Beim SV Waldhof arbeitet zurzeit in Daniel Martin ein Vertriebler in der Sponsoren-Akquise, unterstützt von Nora Probst im Back Office. Eine weitere Stelle in dem Bereich ist ausgeschrieben.
Provisionsbasis oder Fixsumme?
Infront mit seinen 900 Mitarbeitern kann da auf ganz andere personelle Ressourcen zurückgreifen. Die Schweizer, bei denen die deutsche Fußball-Ikone Günter Netzer als Repräsentant fungiert, sind seit den 70er Jahren groß im Geschäft. Zu den Kunden zähl(t)en unter anderem der DFB, Schalke 04, der 1. FC Köln oder Werder Bremen. Auch die Verbindung zur FIFA ist eng: Infront-Geschäftsführer ist Philippe Blatter, der Neffe des ehemaligen FIFA-Präsidenten Sepp Blatter.
Im Bestreben, weiter zu wachsen, geht Infront aber auch auf Drittligisten zu - wie jetzt den SV Waldhof. Bei der Vertragsausgestaltung gibt es laut Experte Klingenberg mehrere Varianten. Ein Modell sei, dass Infront zehn bis zwanzig Prozent Provision für jeden neuen Sponsor bekomme. Oder aber die Schweizer garantierten eine an den Sponsoring-, Hospitality-, Marketing- und Merchandise-Einnahmen der Vorjahre orientierte Fixsumme. Alles was darüber hinaus an zusätzlichen Abschlüssen getätigt werde, gehe komplett an Infront.
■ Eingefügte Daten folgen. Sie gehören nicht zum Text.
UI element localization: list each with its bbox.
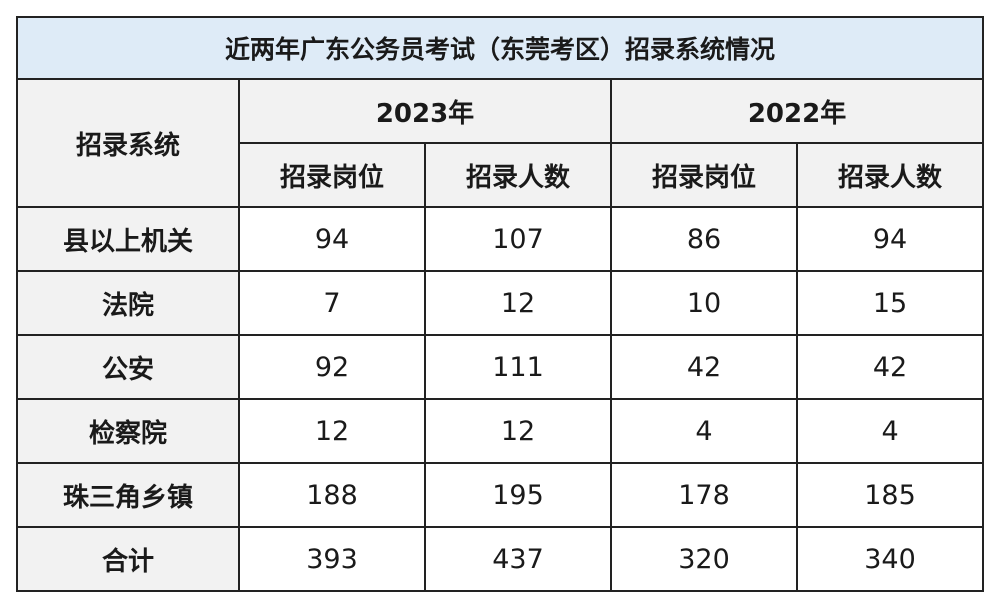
- table-cell: 42: [610, 334, 798, 400]
- row-label: 检察院: [16, 398, 240, 464]
- table-cell: 111: [424, 334, 612, 400]
- table-cell: 15: [795, 270, 985, 336]
- table-row: 法院 7 12 10 15: [16, 270, 985, 336]
- table-cell: 12: [424, 270, 612, 336]
- row-header-label: 招录系统: [16, 78, 240, 208]
- table-row: 公安 92 111 42 42: [16, 334, 985, 400]
- table-cell: 4: [795, 398, 985, 464]
- table-cell: 178: [610, 462, 798, 528]
- table-row: 县以上机关 94 107 86 94: [16, 206, 985, 272]
- table-cell: 12: [424, 398, 612, 464]
- table-row: 珠三角乡镇 188 195 178 185: [16, 462, 985, 528]
- table-cell: 4: [610, 398, 798, 464]
- table-cell: 7: [238, 270, 426, 336]
- table-cell: 94: [795, 206, 985, 272]
- table-cell: 340: [795, 526, 985, 592]
- row-label: 合计: [16, 526, 240, 592]
- column-header: 招录岗位: [238, 142, 426, 208]
- row-label: 珠三角乡镇: [16, 462, 240, 528]
- table-cell: 437: [424, 526, 612, 592]
- column-header: 招录人数: [795, 142, 985, 208]
- table-cell: 107: [424, 206, 612, 272]
- table-cell: 188: [238, 462, 426, 528]
- table-cell: 10: [610, 270, 798, 336]
- table-row: 检察院 12 12 4 4: [16, 398, 985, 464]
- table-cell: 94: [238, 206, 426, 272]
- row-label: 法院: [16, 270, 240, 336]
- year-header-2022: 2022年: [609, 78, 985, 144]
- table-cell: 320: [610, 526, 798, 592]
- table-cell: 393: [238, 526, 426, 592]
- table-container: 近两年广东公务员考试（东莞考区）招录系统情况 招录系统 2023年 2022年 …: [15, 16, 985, 592]
- table-cell: 92: [238, 334, 426, 400]
- row-label: 公安: [16, 334, 240, 400]
- year-header-2023: 2023年: [238, 78, 612, 144]
- column-header: 招录人数: [424, 142, 612, 208]
- table-cell: 86: [610, 206, 798, 272]
- table-cell: 185: [795, 462, 985, 528]
- table-title: 近两年广东公务员考试（东莞考区）招录系统情况: [15, 16, 985, 80]
- table-cell: 195: [424, 462, 612, 528]
- table-cell: 12: [238, 398, 426, 464]
- table-row-total: 合计 393 437 320 340: [16, 526, 985, 592]
- table-cell: 42: [795, 334, 985, 400]
- column-header: 招录岗位: [610, 142, 798, 208]
- row-label: 县以上机关: [16, 206, 240, 272]
- table-body: 县以上机关 94 107 86 94 法院 7 12 10 15 公安 92 1…: [16, 206, 985, 592]
- recruitment-table: 近两年广东公务员考试（东莞考区）招录系统情况 招录系统 2023年 2022年 …: [15, 16, 985, 592]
Aufstieg in die 2. Liga könnte vieles ändern
Eine Beispielrechnung: Der SV Waldhof bekommt bei einer Kooperation über drei Jahre je 700 000 Euro pro Saison garantiert. Infront trägt das Risiko, wenn sie diese Summe nicht erwirtschaften, würde aber auch mögliche Überschüsse einstreichen. Denkbar sind auch Zwischenlösungen, wie zum Beispiel nur die Unterstützung bei der Suche nach einem Hauptsponsor - aktuell zahlt das Mannheimer Logistikunternehmen SI Trading einen mittleren sechsstelligen Betrag für die Waldhof-Trikotbrust. Dahinter wird es nach „Energie-Partner“ MVV, Ausrüster Capelli und „Premium-Partner“ Eichbaum aber schnell kleinteilig.
Die strategische Frage, wie sich der SVW im Vermarktungsbereich perspektivisch aufstellt, dürfte spätestens dann virulent werden, wenn der anvisierte Zweitliga-Aufstieg gelingen sollte. Die Aufgabe lautet, die Spielbetriebs-GmbH auf ein breiteres Fundament zu stellen, bei dem das Profi-Team nicht mehr fast ausschließlich von den Subventionen der Familie Beetz abhängig ist.